As an artist steeped in downtempo, trip-hop, acid jazz and myriad other off-kilter genres, Adelaide-born Furler gained an underground reputation, initially just in her native Australia, but eventually worldwide too. Arguably her biggest hit (before Titanium) was Breathe Me, which rose to prominence after featuring on Six Feet Under. A crackling, mournful ballad, its capacity to reduce even the most stoic soul to a quivering wreck is still revered and feared in equal measure. So, in the aftermath of 2010’s We Are Born, when the ensuing spotlight shone bright upon Furler’s newfound pop leaning, there were naysayers. However, four years later, any sayers of nay are vanquished. She may be more big pop than quirk-hop jazzeur, but that pop is the most fantastic, overwhelming, emotionally-affecting music you’re likely to hear. Ever.
Furler tends to work with a similar set of themes for each LP – none of which are exactly upbeat. Addiction, despair, death and loss are all recurring motifs in her music, and those approaching her new record, 1000 Forms Of Fear, may miss them upon first approach. Hands up who thought Chandelier was a straight-up club banger?
Spurred on to write this record after almost quitting music altogether, a bout of severe depression and narcotic binges, it’s arguably her darkest. It’s definitely her darkest in a long time. Chandelier, not the DJ-fodder it may appear to be on the surface, deals with Furler’s struggle with sobriety and loss of self-control in the face of fame. It’s a phenomenally dark song. When you’ve clicked and noticed, it becomes impossible not to shiver at the lyrics, now loaded with considerable gravitas: “Help me/I’m holding on for dear life/won’t look down, won’t open my eyes/keep my glass full until morning light/’cause I’m just holding on for tonight.” There’s never been a more sincere, beautiful cry for help in the charts. Every vaulted holler, every stretching organic clip, every crackle of sinewy chord; Furler’s passion is palpable.

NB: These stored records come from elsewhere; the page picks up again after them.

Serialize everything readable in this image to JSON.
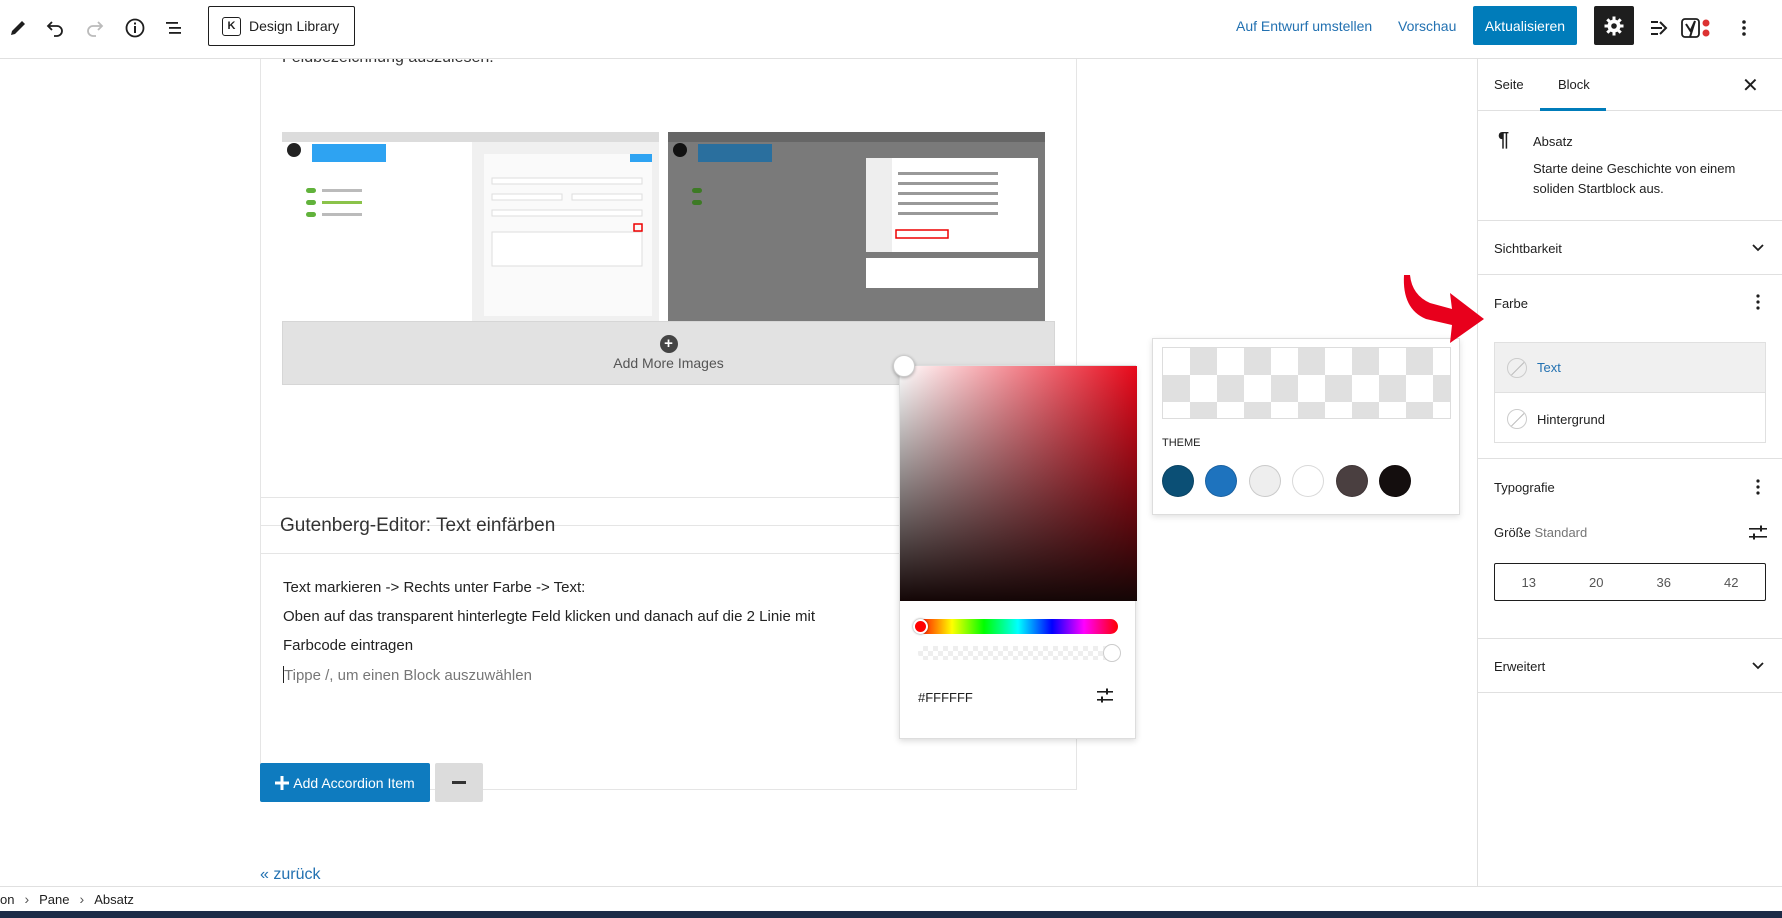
{
  "toolbar": {
    "design_library_label": "Design Library",
    "switch_to_draft_label": "Auf Entwurf umstellen",
    "preview_label": "Vorschau",
    "update_label": "Aktualisieren"
  },
  "editor": {
    "cut_text": "Feldbezeichnung auszulesen.",
    "add_more_images_label": "Add More Images",
    "accordion_title": "Gutenberg-Editor: Text einfärben",
    "paragraphs": [
      "Text markieren -> Rechts unter Farbe -> Text:",
      "Oben auf das transparent hinterlegte Feld klicken und danach auf die 2 Linie mit",
      "Farbcode eintragen"
    ],
    "placeholder": "Tippe /, um einen Block auszuwählen",
    "add_accordion_label": "Add Accordion Item",
    "back_link": "« zurück"
  },
  "color_picker": {
    "hex_value": "#FFFFFF",
    "hue_color": "#e8081a"
  },
  "palette": {
    "theme_label": "THEME",
    "swatches": [
      "#0b4f75",
      "#1e73be",
      "#eeeeee",
      "#ffffff",
      "#4a3f40",
      "#140e0e"
    ]
  },
  "sidebar": {
    "tab_page": "Seite",
    "tab_block": "Block",
    "block_title": "Absatz",
    "block_description": "Starte deine Geschichte von einem soliden Startblock aus.",
    "visibility_label": "Sichtbarkeit",
    "color_label": "Farbe",
    "color_text_label": "Text",
    "color_background_label": "Hintergrund",
    "typography_label": "Typografie",
    "size_label": "Größe",
    "size_value": "Standard",
    "font_sizes": [
      "13",
      "20",
      "36",
      "42"
    ],
    "advanced_label": "Erweitert"
  },
  "breadcrumb": [
    "on",
    "Pane",
    "Absatz"
  ],
  "colors": {
    "accent": "#007cba",
    "annotation_arrow": "#e8001c"
  }
}
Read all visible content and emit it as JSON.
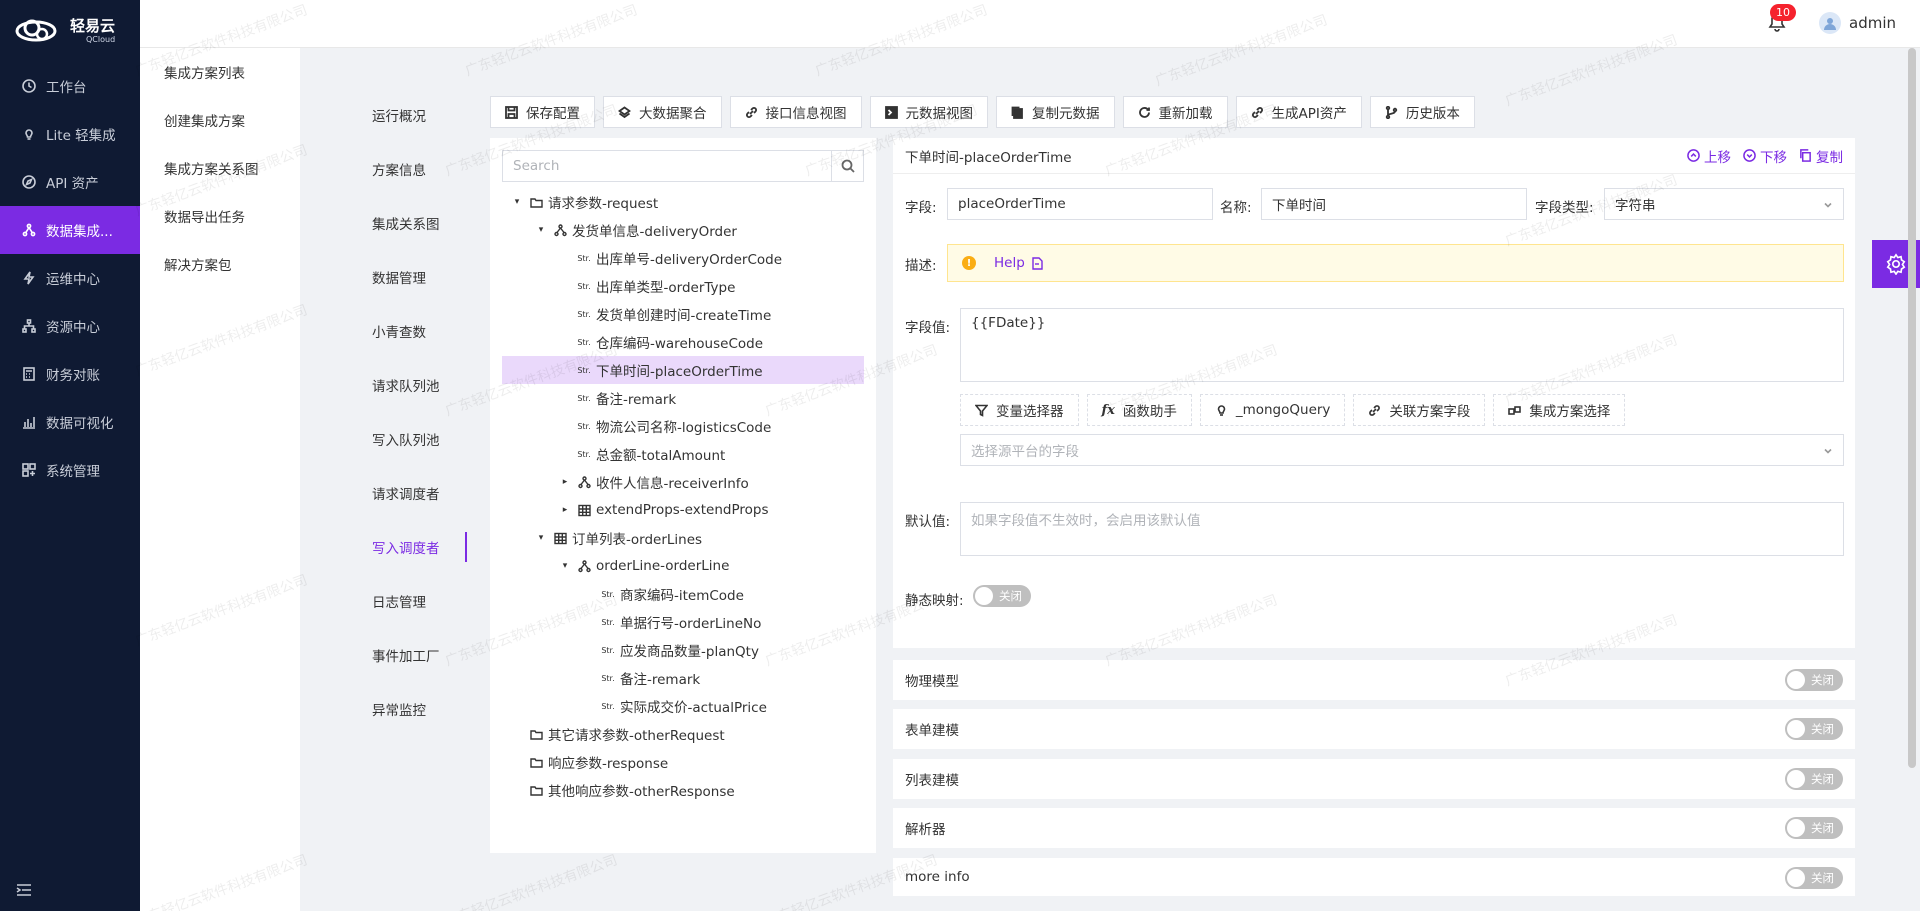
{
  "brand": {
    "name": "轻易云",
    "sub": "QCloud"
  },
  "nav": [
    {
      "label": "工作台",
      "icon": "clock-icon"
    },
    {
      "label": "Lite 轻集成",
      "icon": "bulb-icon"
    },
    {
      "label": "API 资产",
      "icon": "compass-icon"
    },
    {
      "label": "数据集成...",
      "icon": "network-icon",
      "active": true
    },
    {
      "label": "运维中心",
      "icon": "bolt-icon"
    },
    {
      "label": "资源中心",
      "icon": "hierarchy-icon"
    },
    {
      "label": "财务对账",
      "icon": "calculator-icon"
    },
    {
      "label": "数据可视化",
      "icon": "bar-chart-icon"
    },
    {
      "label": "系统管理",
      "icon": "grid-icon"
    }
  ],
  "header": {
    "badge": "10",
    "user": "admin"
  },
  "submenu": [
    "集成方案列表",
    "创建集成方案",
    "集成方案关系图",
    "数据导出任务",
    "解决方案包"
  ],
  "tabs": [
    "运行概况",
    "方案信息",
    "集成关系图",
    "数据管理",
    "小青查数",
    "请求队列池",
    "写入队列池",
    "请求调度者",
    "写入调度者",
    "日志管理",
    "事件加工厂",
    "异常监控"
  ],
  "toolbar": [
    "保存配置",
    "大数据聚合",
    "接口信息视图",
    "元数据视图",
    "复制元数据",
    "重新加载",
    "生成API资产",
    "历史版本"
  ],
  "search": {
    "placeholder": "Search"
  },
  "tree": [
    {
      "label": "请求参数-request",
      "caret": "▾",
      "icon": "folder",
      "level": 0
    },
    {
      "label": "发货单信息-deliveryOrder",
      "caret": "▾",
      "icon": "object",
      "level": 1
    },
    {
      "label": "出库单号-deliveryOrderCode",
      "caret": "",
      "icon": "str",
      "level": 2
    },
    {
      "label": "出库单类型-orderType",
      "caret": "",
      "icon": "str",
      "level": 2
    },
    {
      "label": "发货单创建时间-createTime",
      "caret": "",
      "icon": "str",
      "level": 2
    },
    {
      "label": "仓库编码-warehouseCode",
      "caret": "",
      "icon": "str",
      "level": 2
    },
    {
      "label": "下单时间-placeOrderTime",
      "caret": "",
      "icon": "str",
      "level": 2,
      "selected": true
    },
    {
      "label": "备注-remark",
      "caret": "",
      "icon": "str",
      "level": 2
    },
    {
      "label": "物流公司名称-logisticsCode",
      "caret": "",
      "icon": "str",
      "level": 2
    },
    {
      "label": "总金额-totalAmount",
      "caret": "",
      "icon": "str",
      "level": 2
    },
    {
      "label": "收件人信息-receiverInfo",
      "caret": "▸",
      "icon": "object",
      "level": 2
    },
    {
      "label": "extendProps-extendProps",
      "caret": "▸",
      "icon": "table",
      "level": 2
    },
    {
      "label": "订单列表-orderLines",
      "caret": "▾",
      "icon": "table",
      "level": 1
    },
    {
      "label": "orderLine-orderLine",
      "caret": "▾",
      "icon": "object",
      "level": 2
    },
    {
      "label": "商家编码-itemCode",
      "caret": "",
      "icon": "str",
      "level": 3
    },
    {
      "label": "单据行号-orderLineNo",
      "caret": "",
      "icon": "str",
      "level": 3
    },
    {
      "label": "应发商品数量-planQty",
      "caret": "",
      "icon": "str",
      "level": 3
    },
    {
      "label": "备注-remark",
      "caret": "",
      "icon": "str",
      "level": 3
    },
    {
      "label": "实际成交价-actualPrice",
      "caret": "",
      "icon": "str",
      "level": 3
    },
    {
      "label": "其它请求参数-otherRequest",
      "caret": "",
      "icon": "folder",
      "level": 0
    },
    {
      "label": "响应参数-response",
      "caret": "",
      "icon": "folder",
      "level": 0
    },
    {
      "label": "其他响应参数-otherResponse",
      "caret": "",
      "icon": "folder",
      "level": 0
    }
  ],
  "str_tag": "Str.",
  "detail": {
    "title": "下单时间-placeOrderTime",
    "actions": {
      "up": "上移",
      "down": "下移",
      "copy": "复制"
    },
    "field_label": "字段:",
    "field_value": "placeOrderTime",
    "name_label": "名称:",
    "name_value": "下单时间",
    "type_label": "字段类型:",
    "type_value": "字符串",
    "desc_label": "描述:",
    "help_text": "Help",
    "value_label": "字段值:",
    "value_text": "{{FDate}}",
    "helpers": [
      "变量选择器",
      "函数助手",
      "_mongoQuery",
      "关联方案字段",
      "集成方案选择"
    ],
    "source_placeholder": "选择源平台的字段",
    "default_label": "默认值:",
    "default_placeholder": "如果字段值不生效时，会启用该默认值",
    "static_label": "静态映射:",
    "off_text": "关闭"
  },
  "sections": [
    "物理模型",
    "表单建模",
    "列表建模",
    "解析器",
    "more info"
  ],
  "watermark": "广东轻亿云软件科技有限公司"
}
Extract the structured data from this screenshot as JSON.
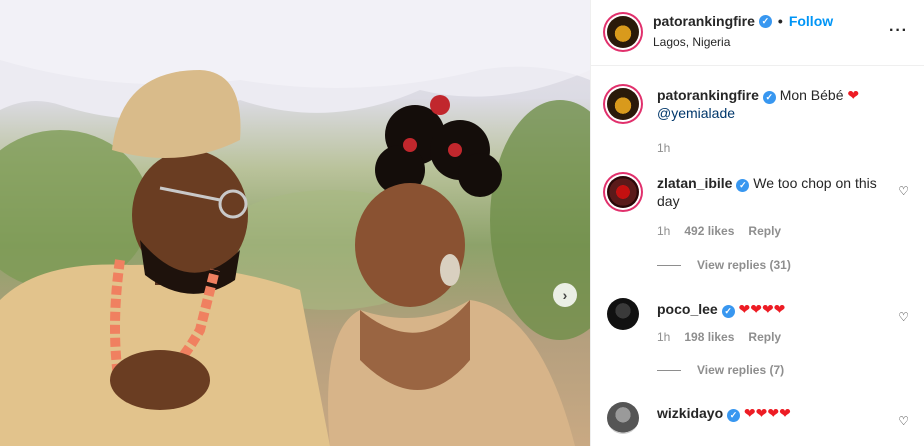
{
  "post": {
    "username": "patorankingfire",
    "follow_label": "Follow",
    "separator": "•",
    "location": "Lagos, Nigeria",
    "more_icon": "more-options-icon"
  },
  "caption": {
    "username": "patorankingfire",
    "text": "Mon Bébé",
    "heart": "❤",
    "mention": "@yemialade",
    "time": "1h"
  },
  "comments": [
    {
      "username": "zlatan_ibile",
      "verified": true,
      "text": "We too chop on this day",
      "time": "1h",
      "likes": "492 likes",
      "reply_label": "Reply",
      "view_replies": "View replies (31)"
    },
    {
      "username": "poco_lee",
      "verified": true,
      "text": "❤❤❤❤",
      "time": "1h",
      "likes": "198 likes",
      "reply_label": "Reply",
      "view_replies": "View replies (7)"
    },
    {
      "username": "wizkidayo",
      "verified": true,
      "text": "❤❤❤❤"
    }
  ],
  "icons": {
    "verified": "✓",
    "like": "♡",
    "next": "›",
    "more": "···"
  },
  "colors": {
    "accent": "#0095f6",
    "verified": "#3897f0",
    "heart": "#ed1c24",
    "muted": "#8e8e8e"
  }
}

Obviously, Chandelier – though the centrepiece cut – isn’t the only tune available. Anti-Fergie track Big Girls Cry continues Furler’s facade-less display of vulnerability and tenderness. Not as bombastic as Chandelier, it still wields the guile-y pop panache that Furler’s injected into many a chart-hound. Another single, Eye Of The Needle, slows the commotion down, harking back to the half-tempo, synth-based slickness of her early career. It’s a welcome respite from the non-stop tumult Furler unfurls; if 1000 Forms Of Fear is anything, it’s a flickering montage of change. From life to death, from nadir to zenith, from rock bottom to cloud nine – it’s a life-changing record. Perhaps not for everyone, but for Furler it is, and in essence/thematically, it is too. It’s about major life changes.
The gold is relentless: Hostage is a quasi-doo-wop doozy with faux-pep, Straight For The Knife wields marching snares and swooning, intoxicated vocals, Furler unleashes her inner-balladeer on Fire Meet Gasoline, and massive percussive hurricane Dressed In Black stuns. To highlight the obvious, her song titles are pretty destructive. She may not have subtlety in abundance, but when was devastation subtle?
In 1000 Forms Of Fear, we have what is probably Sia’s finest body of work. It’s not just great for her catalogue either, and there’s plenty of reason for it to rub shoulders in rundowns come December, or pip the likes of Iggy Azalea and other Top Spot hogs to ‘Best Pop Record of 2014’. This is an essential album.